A despeito das lutas não relatadas de Abraão, ele se levantou de manhã bem cedo para começar a jornada mais longa da sua vida.
Levantou-se, pois, Abraão de madrugada e, tendo preparado o seu jumento, tomou consigo dois dos seus servos e a Isaque, seu filho; rachou lenha para o holocausto e foi para o lugar que Deus lhe havia indicado (Gênesis 22.3).
Já disse que, embora levantar-se de madrugada possa refletir a determinação de Abraão em fazer a vontade de Deus, isso também pode conter alguns fatores humanos. Primeiro, imagino que o sono tenha fugido de Abraão naquela noite, especialmente após Deus ter ordenado claramente o sacrifício de Isaque. Algumas pessoas se levantam cedo por não terem esperança de pegar no sono novamente. Além disso, eu também não gostaria de deixar que Sara desconfiasse dos meus planos para os próximos dias. Enquanto Abraão estava resignado a fazer a vontade de Deus, Sara nem sabia o que ia acontecer (pelo menos, até onde vai o registro das Escrituras).
Depois de uma dolorosa jornada de três dias, a montanha do sacrifício é avistada. Nesse ponto, Abraão deixa seus servos e segue sozinho com Isaque:
Então, disse a seus servos: Esperai aqui, com o jumento; eu e o rapaz iremos até lá e, havendo adorado, voltaremos para junto de vós. Tomou Abraão a lenha do holocausto e a colocou sobre Isaque, seu filho; ele, porém, levava nas mãos o fogo e o cutelo. Assim, caminhavam ambos juntos (Gênesis 22.5-6).
Mesmo em meio à grande angústia da alma, há uma bela expressão de fé e esperança no versículo 5:
Então, disse a seus servos: Esperai aqui, com o jumento; eu e o rapaz iremos até lá e, havendo adorado, (nós) voltaremos para junto de vós (ARA, ênfase do autor).

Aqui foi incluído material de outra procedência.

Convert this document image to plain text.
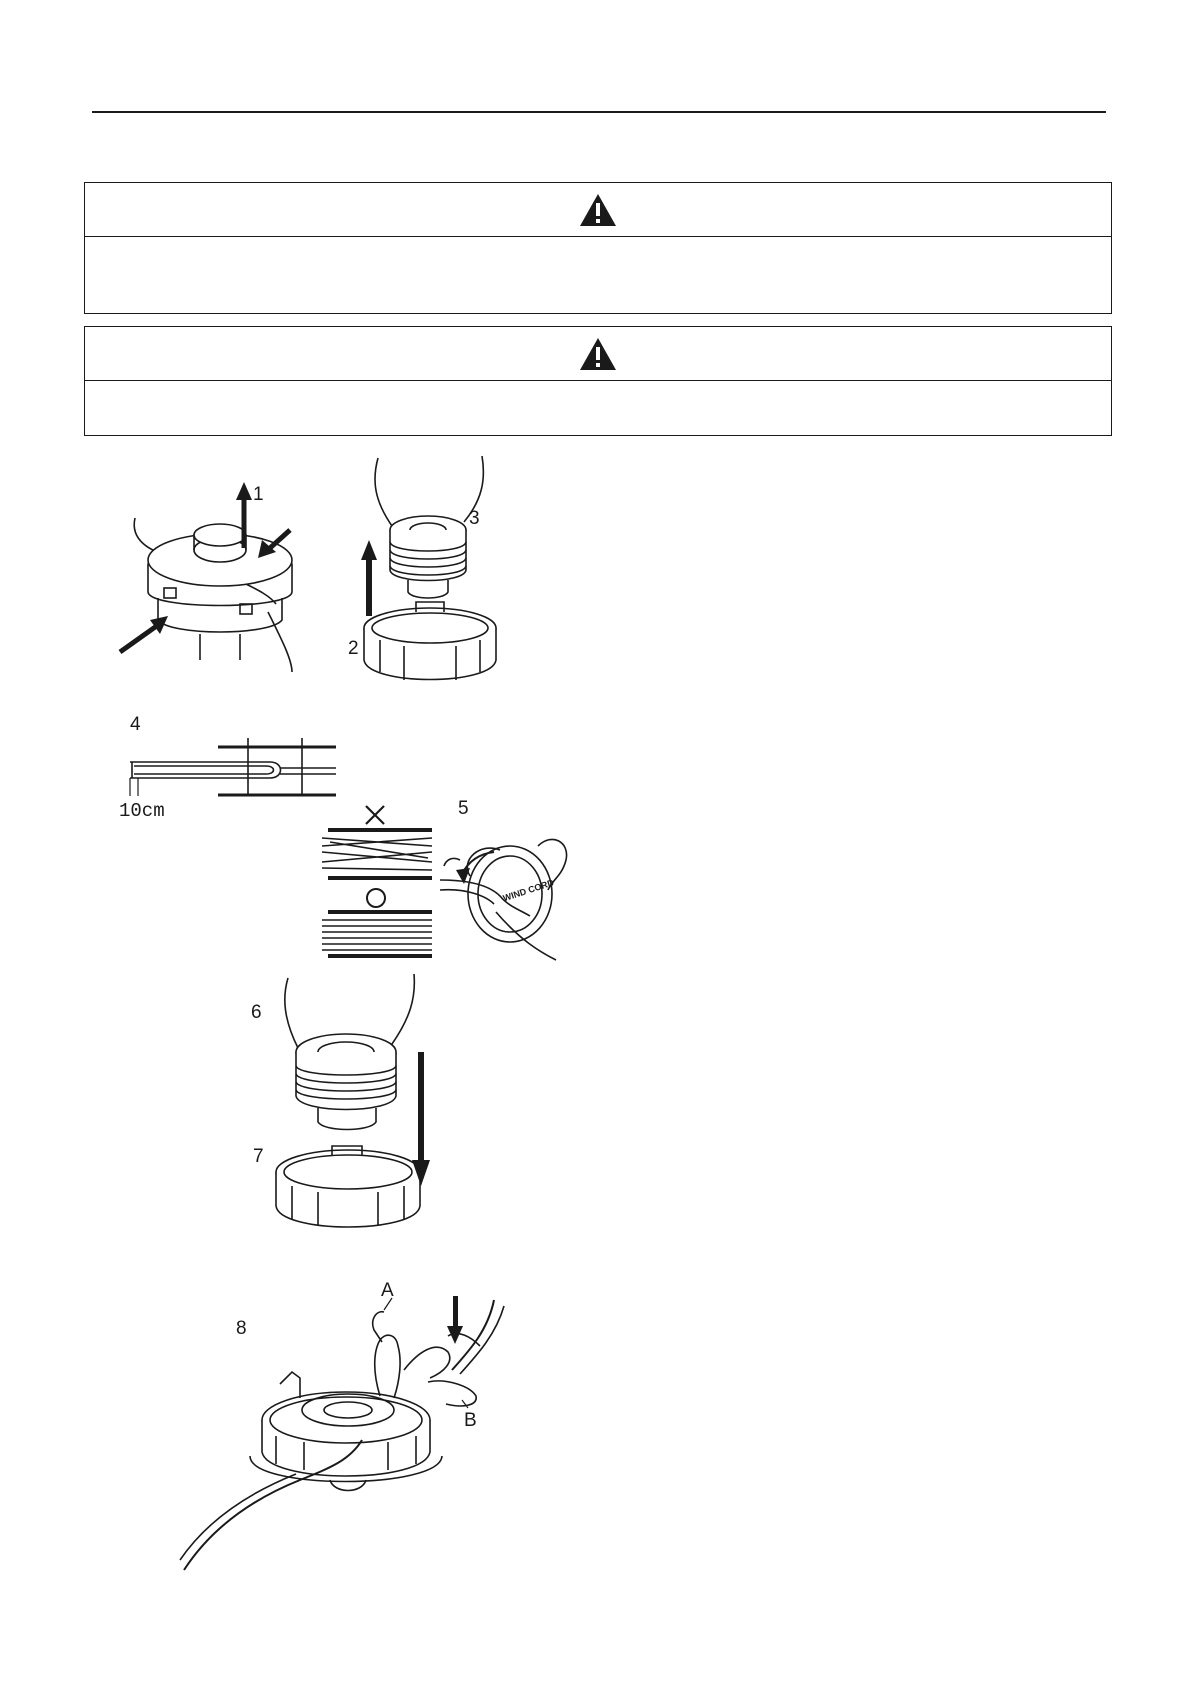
1
2
3
4
10cm
WIND CORD
5
6
7
8
A
B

Não creio que essas palavras foram ditas em vão, mas que refletiram uma profunda confiança em Deus e nas Suas promessas. O Deus que ordenara o sacrifício de Isaque também prometera que dele nasceria uma grande nação (17.15-19; 21.12).
Enquanto os dois sozinhos subiam a montanha, em direção ao lugar do sacrifício, Isaque fez uma pergunta que deve ter cortado o coração de Abraão: “Eis o fogo e a lenha, mas onde está o cordeiro para o holocausto?” (versículo 7).
A resposta deve ter sido muito penosa para Abraão; no entanto, ela não é apenas deliberadamente vaga, ela também contém um quê de esperança: “Deus proverá para si, meu filho, o cordeiro para o holocausto; e seguiam ambos juntos” (versículo 8).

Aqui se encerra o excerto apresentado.